Никто не возражал против участия Луизы Путрамент в проектируемом Международном женском Комитете Спасения.
Я назначил короткий перерыв и проводил Елену.
— Всё было так интересно и так важно! — сказала она восторженно.
— Да, ты вся замерла от восхищения, когда Гамов говорил.
— Я очень рада, что ты это заметил. Он диктатор и, стало быть, тиран, но временами поражает такой человечностью… Но ты не заметил другого, Андрей. Ты не увидел, как я слушала тебя, тебе в эти минуты было не до меня. А я любовалась тобой, ты был прекрасен, ты был проникновенно глубок! Я ещё не знала тебя такого и так рада, что довелось узнать! Что Гамов! Он всегда хорош. А ты сегодня был выше Гамова — так бесконечно важно всё, что ты предлагал.
— Ты преувеличиваешь. В тебе говорит любовь, — я смутился, восторженность раньше не была свойственна Елене.
— Да, и любовь! Разве это плохо? Скажи… Ты вчера случайно появился в своей квартире или решил воротиться? Я могу ждать тебя сегодня?
Я сказал очень серьёзно:
— Елена, вчерашний день сохранится в моей памяти как один из лучших дней моей жизни. Я буду мечтать о повторении наших встреч. Не сердись, Елена, я сегодня не приду. И не знаю, когда сумею прийти.
История движется неровно, её шествие — не праздничная прогулка по укатанной дороге. Но я не уставал поражаться, как сумбурно, судорожными толчками совершается то, что потом историки назовут плавным ходом исторического процесса. В общем, всё происходило, как мы планировали, если говорить о результате. Но совсем по другому образу, чем представлялось заранее.

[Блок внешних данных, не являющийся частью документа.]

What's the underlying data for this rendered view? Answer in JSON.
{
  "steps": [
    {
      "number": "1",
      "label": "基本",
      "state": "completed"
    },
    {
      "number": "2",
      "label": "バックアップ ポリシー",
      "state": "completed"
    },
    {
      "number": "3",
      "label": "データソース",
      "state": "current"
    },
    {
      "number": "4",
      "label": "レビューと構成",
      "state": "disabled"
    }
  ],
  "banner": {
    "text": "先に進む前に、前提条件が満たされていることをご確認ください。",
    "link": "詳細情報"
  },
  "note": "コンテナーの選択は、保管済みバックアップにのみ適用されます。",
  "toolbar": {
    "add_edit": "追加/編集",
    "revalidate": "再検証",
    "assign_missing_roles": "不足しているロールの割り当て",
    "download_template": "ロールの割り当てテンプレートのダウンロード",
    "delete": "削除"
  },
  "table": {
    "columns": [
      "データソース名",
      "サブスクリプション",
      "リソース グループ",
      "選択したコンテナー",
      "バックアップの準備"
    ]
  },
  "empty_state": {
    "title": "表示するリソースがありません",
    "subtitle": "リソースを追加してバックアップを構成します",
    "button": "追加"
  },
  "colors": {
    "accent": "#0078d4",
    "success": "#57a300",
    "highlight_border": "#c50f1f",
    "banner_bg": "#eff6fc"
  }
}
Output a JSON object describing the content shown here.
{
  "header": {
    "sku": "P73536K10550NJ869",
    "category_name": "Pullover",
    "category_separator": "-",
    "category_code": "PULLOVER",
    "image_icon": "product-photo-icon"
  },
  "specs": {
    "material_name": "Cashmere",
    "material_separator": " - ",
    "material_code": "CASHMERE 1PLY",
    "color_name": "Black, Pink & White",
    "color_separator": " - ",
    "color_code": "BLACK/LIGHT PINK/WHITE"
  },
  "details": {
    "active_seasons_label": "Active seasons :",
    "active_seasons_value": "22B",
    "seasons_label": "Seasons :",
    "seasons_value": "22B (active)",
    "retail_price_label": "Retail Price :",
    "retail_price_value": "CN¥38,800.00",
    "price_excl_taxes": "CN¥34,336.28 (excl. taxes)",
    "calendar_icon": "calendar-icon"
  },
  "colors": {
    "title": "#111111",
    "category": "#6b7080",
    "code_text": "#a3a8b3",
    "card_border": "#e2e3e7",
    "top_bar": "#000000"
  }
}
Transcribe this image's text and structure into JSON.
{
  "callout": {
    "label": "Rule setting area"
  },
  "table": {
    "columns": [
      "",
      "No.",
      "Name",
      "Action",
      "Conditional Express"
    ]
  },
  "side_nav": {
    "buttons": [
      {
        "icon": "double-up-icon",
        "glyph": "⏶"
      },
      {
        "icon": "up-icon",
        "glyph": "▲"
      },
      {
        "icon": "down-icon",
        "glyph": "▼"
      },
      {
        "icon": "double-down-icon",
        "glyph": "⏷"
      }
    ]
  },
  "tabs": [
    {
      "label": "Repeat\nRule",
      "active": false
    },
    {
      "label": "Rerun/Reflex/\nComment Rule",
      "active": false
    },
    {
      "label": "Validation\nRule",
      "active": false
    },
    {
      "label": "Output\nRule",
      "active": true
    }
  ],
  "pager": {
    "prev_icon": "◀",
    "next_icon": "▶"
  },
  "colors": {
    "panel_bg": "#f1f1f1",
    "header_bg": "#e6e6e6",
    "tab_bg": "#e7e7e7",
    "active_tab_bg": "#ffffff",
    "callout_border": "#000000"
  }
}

Увлечённые страстной уверенностью Гамова, мы ожидали немедленного политического эффекта, когда создавали две диковинные международные компании — Террора и Милосердия, — и даже объявили их акционерными: вступай, любое государство, в такую компанию, казни и милуй своих сограждан и плати огромные деньги за свои казни и милосердия. Именно такой издевательской формулой описал наше новое предприятие язвительный лохмач Фагуста. У меня было серьёзное опасение, что «точно по Фагусте» воспримут наши акционерные предприятия за рубежом — и враги, и союзники, и нейтралы. Но было недоуменное молчание. Даже ретивые журналисты — кроме Фагусты, разумеется, — ограничивались сухой информацией. Никто и не подумал вступать в Акционерные компании Террора и Милосердия, только проницательный карлик Кнурка Девятый захотел местечка в Белом суде — на всякий случай. И массовые расправы за высокую плату с нашими врагами — большие надежды Гонсалеса — их тоже не было. Как будто за рубежом повывелись мафии и вольные гангстеры, даже обычных преступлений совершалось меньше — недоумевали, присматривались, готовились, так я это теперь понимаю.
И вдруг прорвалось!
Яростный выстрел одуревшей от горя женщины, её угрозы прикончить Аментолу, если она останется на свободе, пролетели искрой в набитом взрывчаткой складе. В своей стране она предстала героиней. Аментолу не перестали уважать, он оставался одним из самых популярных президентов в истории Кортезии, но её мужеством восхищались. Возникло движение в её защиту, на митингах требовали её оправдания. И почти одновременно с шумом вокруг неё возникло то, на что мы надеялись и что провоцировали: террор против политиков и военных, объявленных в зловещем списке Гонсалеса. Министры и генералы опасались без охраны показываться на людях. Гонсалес разработал способы оплаты террористов, но полиция Аментолы не бездействовала — вознаграждение не всегда доходило до тех, кто предъявлял на него права, оплата откладывалась. «Террор в долг, убийства в кредит!» — зло оценил вспыхнувшую в Кортезии вакханалию Фагуста. И что бывало не часто, я согласился с ним в такой жестокой оценке.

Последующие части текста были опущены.